Good Morning Fellow Eaters of Maine Foods,
One of the chief pleasures of living in Maine is the chance to spend time (occasionally) not doing anything. Now I won’t pretend that I took this photo, rather my much more ‘zen’ and much more artistic twin sister (surprise, surprise)…but I DID get a chance last weekend to journey north to the family farm in Grand Isle and pause for a minute to smell the deep, rich aroma of mixed air temperatures making their way through our spruce forest.
Good thing, too, because the days and weeks here at Crown O’Maine have been jam packed with trucks full to the back door, new people coming into the work team, current employees shifting roles and responsibilities, and the orders that just keep coming.
You can see the effects of all this activity in many places – under my eyes, the state of my home, the increased lateness of delivery times (sorry to those who are struggling through this with us!), and in our warehouse – run like a ship by our talented crew to keep up with the constant flow of goods. There are other places the activity can be seen as well.
Yesterday I traveled again to the County. Not, sadly, to contemplate the blades of grass, or amble in the forests, but to bring a Northern Girl investor on a tour of our new facility and current pilot kitchen. As with many people traveling to the region in the wave of interest in local food production, this visitor admired how much is going on up North. “Everyone says it’s like no other part of Maine,” she said, “They are right.”
Granted, the itinerary I emailed her included things like, “If you go for a hike on our farm please bring two kitchen spoons to periodically warn our bears that you are around.” What can I say, they typically have the run of the place.
The fact of the matter is Aroostook County, though sparse in population, is seeing the changes that typically take decades to arrive from the south. Grain crops for Organic Valley and Blue Seal. A 25 year old pear orchard (Liz Lauer’s) standing proudly in a remote town fairly described as off the beaten path. A new Amish community in Hodgdon (Hidden Hill & Sunrise Farm) abutting a sixth generation potato farm. The dots, here in Maine, are being connected by the purchases you are making through and with Crown O’ Maine. A vast community of growers like Liz, who could never sell the full harvest of all her full size trees in her small hometown, find a supportive market with our community of eaters ready to respond to her perseverance with, “Thank you.” Liz and her husband Chris had the vision and dedication to tend a pear orchard long before Crown O’Maine was ever thought of. They are not the only growers who broke the ground we plant today.

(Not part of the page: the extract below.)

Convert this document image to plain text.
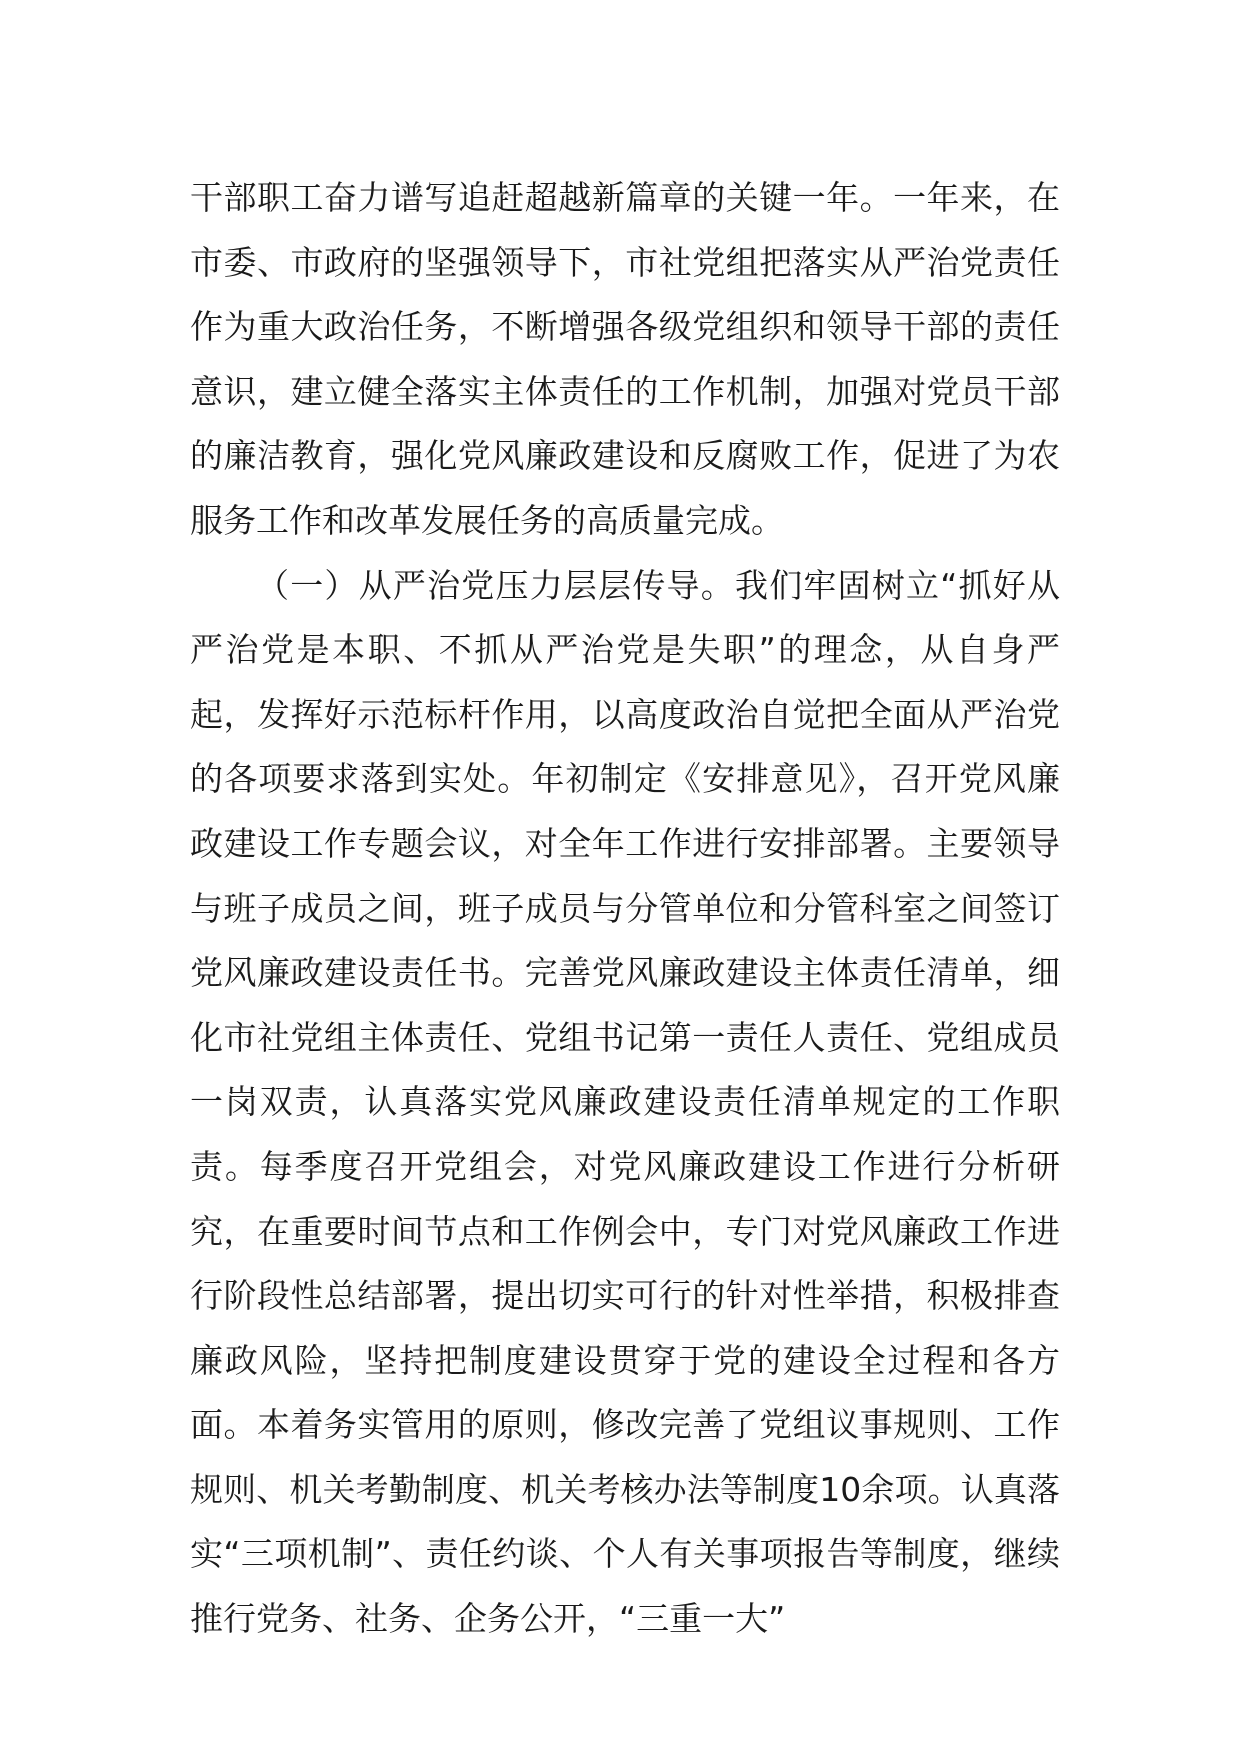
干部职工奋力谱写追赶超越新篇章的关键一年。一年来，在市委、市政府的坚强领导下，市社党组把落实从严治党责任作为重大政治任务，不断增强各级党组织和领导干部的责任意识，建立健全落实主体责任的工作机制，加强对党员干部的廉洁教育，强化党风廉政建设和反腐败工作，促进了为农服务工作和改革发展任务的高质量完成。

（一）从严治党压力层层传导。我们牢固树立“抓好从严治党是本职、不抓从严治党是失职”的理念，从自身严起，发挥好示范标杆作用，以高度政治自觉把全面从严治党的各项要求落到实处。年初制定《安排意见》，召开党风廉政建设工作专题会议，对全年工作进行安排部署。主要领导与班子成员之间，班子成员与分管单位和分管科室之间签订党风廉政建设责任书。完善党风廉政建设主体责任清单，细化市社党组主体责任、党组书记第一责任人责任、党组成员一岗双责，认真落实党风廉政建设责任清单规定的工作职责。每季度召开党组会，对党风廉政建设工作进行分析研究，在重要时间节点和工作例会中，专门对党风廉政工作进行阶段性总结部署，提出切实可行的针对性举措，积极排查廉政风险，坚持把制度建设贯穿于党的建设全过程和各方面。本着务实管用的原则，修改完善了党组议事规则、工作规则、机关考勤制度、机关考核办法等制度10余项。认真落实“三项机制”、责任约谈、个人有关事项报告等制度，继续推行党务、社务、企务公开，“三重一大”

The work we do–you, your families and businesses, and our staff, growers, and producers–is the essence of the Slow Food concept of co-production. Liz has pears that can be found in few other places. You have pears that wouldn’t exist on a list save for your purchase of them. Crown O’Maine has a reason to make towns like Prentiss, Hodgdon, Fort Kent, Limestone and so many more, destinations on our trade routes.
When I see the signs ‘Maine is Open For Business’, I think about more than industrial parks in cities along I-95. Perhaps that’s because the sign that greets Canadians just in from Van Buren sits at the top of a huge hill with sweeping vistas of oats and potatoes in all directions. It’s open, all right.
The ecologist in me knows that too much open in our fields and too much density in those spruce forests are both problematic to our economy and our land. But the writer in me keeps on thinking about what ‘open’ means to a land owner and a business owner.
Open signs, open minds, open ground. Open air. Open doors.
Enough all ready. Open the list, and open the sluice ways delivering Maine food to your door.